AKP’nin yükselişini ve çöküşünü iyi analiz edemeyen hiç bir siyasi partinin Türkiye’nin geleceğinde kalıcı bir yeri olamaz çünkü bu gelişmeyi anlamadan Türkiye’nin gerçek sorunlarını görmek mümkün değil.
xxxxxxxxxxxxxxx
AKP, Türkiye’nin ihtiyacı olan bir parti olarak siyaset sahnesinde belirdi… Sadece dindarların ihtiyacı olan bir parti olarak değil.
Kemalist ideoloji, devleti ve siyaseti ele geçirmişti ama iki hayati hamleyi yapamıyordu.
Büyük değişimlerden geçen toplumun ihtiyaçlarına cevap veremiyor, bu nedenle de toplum içinde örgütlenemiyordu ve milli geliri üç bin dolardan öteye taşıyacak ekonomik bir atılım geliştiremiyordu.
Siyasette ve ekonomide duvara dayanmıştı, gideceği yer kalmamıştı ve toplumun önünü tıkıyordu.
xxxxxxxxxxxxxxx
AKP, sadece ‘dindar’ kimliğiyle değil ‘iş bilen müteahhit’ anlayışıyla da Türkiye’nin dertlerine çare olabilecek bir parti olarak siyasette yerini aldı.
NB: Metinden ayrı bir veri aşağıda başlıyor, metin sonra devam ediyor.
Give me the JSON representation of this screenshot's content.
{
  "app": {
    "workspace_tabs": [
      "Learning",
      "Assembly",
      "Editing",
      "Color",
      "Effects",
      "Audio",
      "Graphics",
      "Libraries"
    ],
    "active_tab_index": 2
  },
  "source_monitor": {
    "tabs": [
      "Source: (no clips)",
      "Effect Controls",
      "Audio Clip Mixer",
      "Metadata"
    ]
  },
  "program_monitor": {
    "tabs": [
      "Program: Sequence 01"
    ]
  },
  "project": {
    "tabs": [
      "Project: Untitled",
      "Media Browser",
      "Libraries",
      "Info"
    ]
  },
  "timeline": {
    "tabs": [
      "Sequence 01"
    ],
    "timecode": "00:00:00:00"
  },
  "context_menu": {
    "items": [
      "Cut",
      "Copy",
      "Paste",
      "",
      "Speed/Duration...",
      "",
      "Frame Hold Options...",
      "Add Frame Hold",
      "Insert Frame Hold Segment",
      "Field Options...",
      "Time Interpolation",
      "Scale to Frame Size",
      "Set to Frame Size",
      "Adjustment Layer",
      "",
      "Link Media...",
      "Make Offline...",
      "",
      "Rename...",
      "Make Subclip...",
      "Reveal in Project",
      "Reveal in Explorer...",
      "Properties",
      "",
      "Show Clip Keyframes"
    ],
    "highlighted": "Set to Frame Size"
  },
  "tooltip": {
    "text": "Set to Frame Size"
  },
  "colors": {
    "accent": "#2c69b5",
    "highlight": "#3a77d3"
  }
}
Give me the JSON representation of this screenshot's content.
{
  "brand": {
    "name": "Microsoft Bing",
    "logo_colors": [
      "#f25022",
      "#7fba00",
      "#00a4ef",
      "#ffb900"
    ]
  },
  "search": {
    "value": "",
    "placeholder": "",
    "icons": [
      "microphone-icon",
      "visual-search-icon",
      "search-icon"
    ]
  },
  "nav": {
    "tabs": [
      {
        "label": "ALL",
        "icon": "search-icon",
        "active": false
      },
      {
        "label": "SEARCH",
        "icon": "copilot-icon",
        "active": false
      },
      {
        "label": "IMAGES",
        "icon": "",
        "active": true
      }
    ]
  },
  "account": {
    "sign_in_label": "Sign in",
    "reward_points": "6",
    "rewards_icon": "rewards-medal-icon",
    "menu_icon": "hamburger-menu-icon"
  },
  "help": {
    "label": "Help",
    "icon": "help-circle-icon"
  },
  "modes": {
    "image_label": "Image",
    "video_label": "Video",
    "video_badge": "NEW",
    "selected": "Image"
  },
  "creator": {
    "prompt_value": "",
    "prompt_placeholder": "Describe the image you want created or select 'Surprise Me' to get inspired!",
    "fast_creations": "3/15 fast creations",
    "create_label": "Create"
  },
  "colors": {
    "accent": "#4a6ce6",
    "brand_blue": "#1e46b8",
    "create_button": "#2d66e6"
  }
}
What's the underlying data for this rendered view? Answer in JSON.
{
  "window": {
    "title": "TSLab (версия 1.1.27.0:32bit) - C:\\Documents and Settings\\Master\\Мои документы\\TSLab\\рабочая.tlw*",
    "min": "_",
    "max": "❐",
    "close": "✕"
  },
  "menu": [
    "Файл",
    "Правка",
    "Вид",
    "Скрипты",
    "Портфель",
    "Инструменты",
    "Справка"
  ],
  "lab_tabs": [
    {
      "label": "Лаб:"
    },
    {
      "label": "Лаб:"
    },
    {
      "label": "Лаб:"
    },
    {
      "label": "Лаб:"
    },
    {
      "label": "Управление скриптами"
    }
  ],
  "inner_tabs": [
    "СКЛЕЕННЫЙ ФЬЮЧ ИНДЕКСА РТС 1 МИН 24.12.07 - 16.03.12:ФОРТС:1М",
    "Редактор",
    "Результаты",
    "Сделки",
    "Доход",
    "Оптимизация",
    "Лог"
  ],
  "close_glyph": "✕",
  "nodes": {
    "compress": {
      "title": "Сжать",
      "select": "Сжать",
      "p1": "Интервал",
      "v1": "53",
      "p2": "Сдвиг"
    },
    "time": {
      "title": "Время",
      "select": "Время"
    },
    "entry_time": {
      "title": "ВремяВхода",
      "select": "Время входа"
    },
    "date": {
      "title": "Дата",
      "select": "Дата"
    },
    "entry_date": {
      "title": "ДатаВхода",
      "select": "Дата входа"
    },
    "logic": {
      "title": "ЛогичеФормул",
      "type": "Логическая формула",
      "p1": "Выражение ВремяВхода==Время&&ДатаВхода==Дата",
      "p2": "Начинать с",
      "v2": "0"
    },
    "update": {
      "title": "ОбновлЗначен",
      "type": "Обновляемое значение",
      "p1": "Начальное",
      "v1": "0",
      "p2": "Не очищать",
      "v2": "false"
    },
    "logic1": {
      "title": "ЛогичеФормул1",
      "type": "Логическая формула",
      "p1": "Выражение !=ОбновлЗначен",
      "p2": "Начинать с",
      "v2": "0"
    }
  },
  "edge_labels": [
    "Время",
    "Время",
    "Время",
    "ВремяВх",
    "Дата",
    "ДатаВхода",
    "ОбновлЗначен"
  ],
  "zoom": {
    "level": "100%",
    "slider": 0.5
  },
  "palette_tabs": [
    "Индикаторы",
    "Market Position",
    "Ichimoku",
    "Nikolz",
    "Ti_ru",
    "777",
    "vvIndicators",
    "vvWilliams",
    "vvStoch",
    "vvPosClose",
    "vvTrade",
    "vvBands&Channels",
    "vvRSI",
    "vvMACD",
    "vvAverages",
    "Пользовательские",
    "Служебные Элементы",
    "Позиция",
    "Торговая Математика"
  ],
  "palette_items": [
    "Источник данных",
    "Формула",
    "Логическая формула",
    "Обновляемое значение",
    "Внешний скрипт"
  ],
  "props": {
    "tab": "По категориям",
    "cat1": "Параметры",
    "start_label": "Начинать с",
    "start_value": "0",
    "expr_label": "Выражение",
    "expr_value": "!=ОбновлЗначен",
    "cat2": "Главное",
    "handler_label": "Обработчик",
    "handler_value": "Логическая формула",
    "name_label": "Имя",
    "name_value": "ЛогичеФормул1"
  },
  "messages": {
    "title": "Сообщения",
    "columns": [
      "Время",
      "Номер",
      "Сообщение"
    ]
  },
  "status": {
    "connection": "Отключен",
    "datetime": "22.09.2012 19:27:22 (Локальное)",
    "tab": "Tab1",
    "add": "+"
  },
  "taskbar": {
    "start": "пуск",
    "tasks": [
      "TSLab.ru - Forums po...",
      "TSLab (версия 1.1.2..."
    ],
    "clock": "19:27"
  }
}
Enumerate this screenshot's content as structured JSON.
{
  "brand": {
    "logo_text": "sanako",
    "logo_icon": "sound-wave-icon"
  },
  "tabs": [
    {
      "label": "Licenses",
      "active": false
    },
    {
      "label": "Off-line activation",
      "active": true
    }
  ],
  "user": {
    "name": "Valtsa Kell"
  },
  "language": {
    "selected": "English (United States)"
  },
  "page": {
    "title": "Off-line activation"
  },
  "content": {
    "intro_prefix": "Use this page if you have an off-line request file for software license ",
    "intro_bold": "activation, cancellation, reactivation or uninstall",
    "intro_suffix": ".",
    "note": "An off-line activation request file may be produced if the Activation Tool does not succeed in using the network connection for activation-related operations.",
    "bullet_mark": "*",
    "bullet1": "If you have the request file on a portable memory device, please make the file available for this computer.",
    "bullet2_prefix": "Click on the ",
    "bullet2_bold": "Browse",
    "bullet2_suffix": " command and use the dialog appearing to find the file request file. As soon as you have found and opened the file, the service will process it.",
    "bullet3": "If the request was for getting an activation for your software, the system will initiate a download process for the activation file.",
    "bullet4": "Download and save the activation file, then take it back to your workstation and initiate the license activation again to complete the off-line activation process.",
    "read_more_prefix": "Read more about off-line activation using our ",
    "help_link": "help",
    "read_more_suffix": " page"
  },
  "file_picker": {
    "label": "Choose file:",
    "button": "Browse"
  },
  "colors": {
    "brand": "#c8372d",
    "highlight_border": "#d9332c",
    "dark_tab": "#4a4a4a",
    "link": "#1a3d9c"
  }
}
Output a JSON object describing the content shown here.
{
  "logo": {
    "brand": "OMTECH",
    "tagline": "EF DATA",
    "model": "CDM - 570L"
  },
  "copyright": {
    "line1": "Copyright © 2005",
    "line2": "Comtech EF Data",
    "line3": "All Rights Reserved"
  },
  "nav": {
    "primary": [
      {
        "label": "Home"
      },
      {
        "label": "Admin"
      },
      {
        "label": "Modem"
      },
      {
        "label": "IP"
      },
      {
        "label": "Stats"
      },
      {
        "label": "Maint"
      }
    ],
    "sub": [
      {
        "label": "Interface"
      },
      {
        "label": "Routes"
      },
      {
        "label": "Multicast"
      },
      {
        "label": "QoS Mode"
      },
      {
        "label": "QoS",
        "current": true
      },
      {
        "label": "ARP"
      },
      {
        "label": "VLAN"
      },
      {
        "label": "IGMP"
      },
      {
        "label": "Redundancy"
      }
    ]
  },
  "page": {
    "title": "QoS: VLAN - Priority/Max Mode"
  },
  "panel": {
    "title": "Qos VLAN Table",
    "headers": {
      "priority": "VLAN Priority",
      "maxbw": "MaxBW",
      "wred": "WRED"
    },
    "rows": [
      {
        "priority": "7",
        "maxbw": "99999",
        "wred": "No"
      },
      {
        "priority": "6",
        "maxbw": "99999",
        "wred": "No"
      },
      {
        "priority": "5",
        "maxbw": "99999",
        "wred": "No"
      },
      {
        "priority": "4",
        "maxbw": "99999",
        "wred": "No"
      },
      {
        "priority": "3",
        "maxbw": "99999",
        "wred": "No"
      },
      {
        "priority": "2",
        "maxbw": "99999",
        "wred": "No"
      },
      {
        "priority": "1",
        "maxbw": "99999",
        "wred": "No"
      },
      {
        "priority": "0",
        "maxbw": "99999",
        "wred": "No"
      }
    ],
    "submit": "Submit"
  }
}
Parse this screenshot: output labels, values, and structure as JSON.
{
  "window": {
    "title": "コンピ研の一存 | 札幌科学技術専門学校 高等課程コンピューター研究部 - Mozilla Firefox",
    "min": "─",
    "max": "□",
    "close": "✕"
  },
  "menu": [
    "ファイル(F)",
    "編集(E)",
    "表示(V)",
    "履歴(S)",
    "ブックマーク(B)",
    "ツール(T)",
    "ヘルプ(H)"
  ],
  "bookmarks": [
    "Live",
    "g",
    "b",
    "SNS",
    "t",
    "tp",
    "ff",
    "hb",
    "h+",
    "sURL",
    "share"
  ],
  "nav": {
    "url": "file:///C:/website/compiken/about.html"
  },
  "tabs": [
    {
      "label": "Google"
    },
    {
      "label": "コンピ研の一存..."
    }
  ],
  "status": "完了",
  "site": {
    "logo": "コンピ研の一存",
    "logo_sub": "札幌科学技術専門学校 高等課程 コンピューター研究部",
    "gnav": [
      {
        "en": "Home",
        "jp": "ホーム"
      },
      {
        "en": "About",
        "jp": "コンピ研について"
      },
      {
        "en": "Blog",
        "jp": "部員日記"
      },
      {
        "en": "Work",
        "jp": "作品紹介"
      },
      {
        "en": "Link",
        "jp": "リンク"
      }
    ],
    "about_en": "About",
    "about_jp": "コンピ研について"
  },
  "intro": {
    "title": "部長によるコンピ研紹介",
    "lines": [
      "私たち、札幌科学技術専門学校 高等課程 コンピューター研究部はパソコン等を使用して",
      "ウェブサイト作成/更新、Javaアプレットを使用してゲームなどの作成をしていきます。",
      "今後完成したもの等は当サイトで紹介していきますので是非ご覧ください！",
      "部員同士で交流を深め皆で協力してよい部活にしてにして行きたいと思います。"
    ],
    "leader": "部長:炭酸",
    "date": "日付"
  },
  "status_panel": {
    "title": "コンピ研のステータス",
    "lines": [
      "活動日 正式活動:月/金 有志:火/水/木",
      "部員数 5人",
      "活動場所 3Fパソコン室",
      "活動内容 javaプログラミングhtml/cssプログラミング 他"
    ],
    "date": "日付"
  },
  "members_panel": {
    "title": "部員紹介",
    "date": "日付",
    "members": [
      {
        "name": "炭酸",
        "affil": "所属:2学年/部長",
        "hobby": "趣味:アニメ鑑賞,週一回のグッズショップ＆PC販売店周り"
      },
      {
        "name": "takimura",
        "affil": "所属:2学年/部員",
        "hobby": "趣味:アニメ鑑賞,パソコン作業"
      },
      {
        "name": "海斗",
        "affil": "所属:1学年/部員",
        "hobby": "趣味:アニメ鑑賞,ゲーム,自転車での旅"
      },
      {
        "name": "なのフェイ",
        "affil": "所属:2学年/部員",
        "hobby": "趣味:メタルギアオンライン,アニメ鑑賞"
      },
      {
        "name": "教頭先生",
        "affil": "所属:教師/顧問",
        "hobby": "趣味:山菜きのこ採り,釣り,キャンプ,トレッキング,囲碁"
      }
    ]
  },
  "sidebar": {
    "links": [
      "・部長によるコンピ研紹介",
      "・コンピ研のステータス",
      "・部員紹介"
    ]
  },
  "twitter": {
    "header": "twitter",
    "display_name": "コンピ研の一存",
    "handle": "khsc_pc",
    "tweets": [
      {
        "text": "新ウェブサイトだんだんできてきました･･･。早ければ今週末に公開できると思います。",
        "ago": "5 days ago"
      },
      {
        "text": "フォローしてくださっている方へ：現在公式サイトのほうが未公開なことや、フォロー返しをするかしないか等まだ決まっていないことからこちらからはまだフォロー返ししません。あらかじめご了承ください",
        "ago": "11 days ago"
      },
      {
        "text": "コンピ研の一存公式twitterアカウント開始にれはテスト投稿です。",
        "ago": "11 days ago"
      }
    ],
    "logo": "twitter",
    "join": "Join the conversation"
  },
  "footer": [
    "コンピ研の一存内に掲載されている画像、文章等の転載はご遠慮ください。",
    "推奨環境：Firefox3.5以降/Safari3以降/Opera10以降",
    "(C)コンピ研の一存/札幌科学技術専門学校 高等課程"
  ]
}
Bir yandan toplumun ‘hukuk reformları’, ‘inanç ve ifade özgürlüğü’, ezilenlerin toplum ve devlet içinde varlıklarını gösterme hakları gibi ihtiyaçlarını karşılayan atılımları yaparak toplum içinde örgütlendi… Bunun için AB kriterlerini benimsedi.
Bir yandan da Kemal Derviş’in reçetelerini uygulayarak ekonomide ciddi bir disiplin sağladı.
Küresel parasal bolluk da bu dönemde elini rahatlattı.
Bunlara ilave olarak da ülkenin toprağını ve betonunu büyük müteahhitlik faaliyetleriyle gelire ve zenginliğe çevirdi... Yollar, hastaneler, havaalanları, metrolar, binalar yaptı.
Siyasette askeri vesayet gerileterek topluma geniş bir alan açıldı, ekonomide ise topluma yayılan bir zenginlik sağlandı.
Toplumun ve devletin ihtiyaç duyduğu dönüşümü AKP sağladı.
Tarihi misyonu da buydu.
AKP’nin yükselmesinin ana nedeni, siyasette ve ekonomide toplumun o günkü ihtiyaçlarına cevap verecek bir yapıda olmasıydı… Toplum aleyhine olan ‘devlet-toplum dengesini’ düzeltirken ülkeyi de zenginleştiriyordu.
xxxxxxxxxxxxxxx
Tarihin garip bir cilvesi olarak AKP’nin ulaştığı zirveyi ve çökmeye başladığı noktayı aynı tarihte, 2011 seçimlerinde görüyoruz.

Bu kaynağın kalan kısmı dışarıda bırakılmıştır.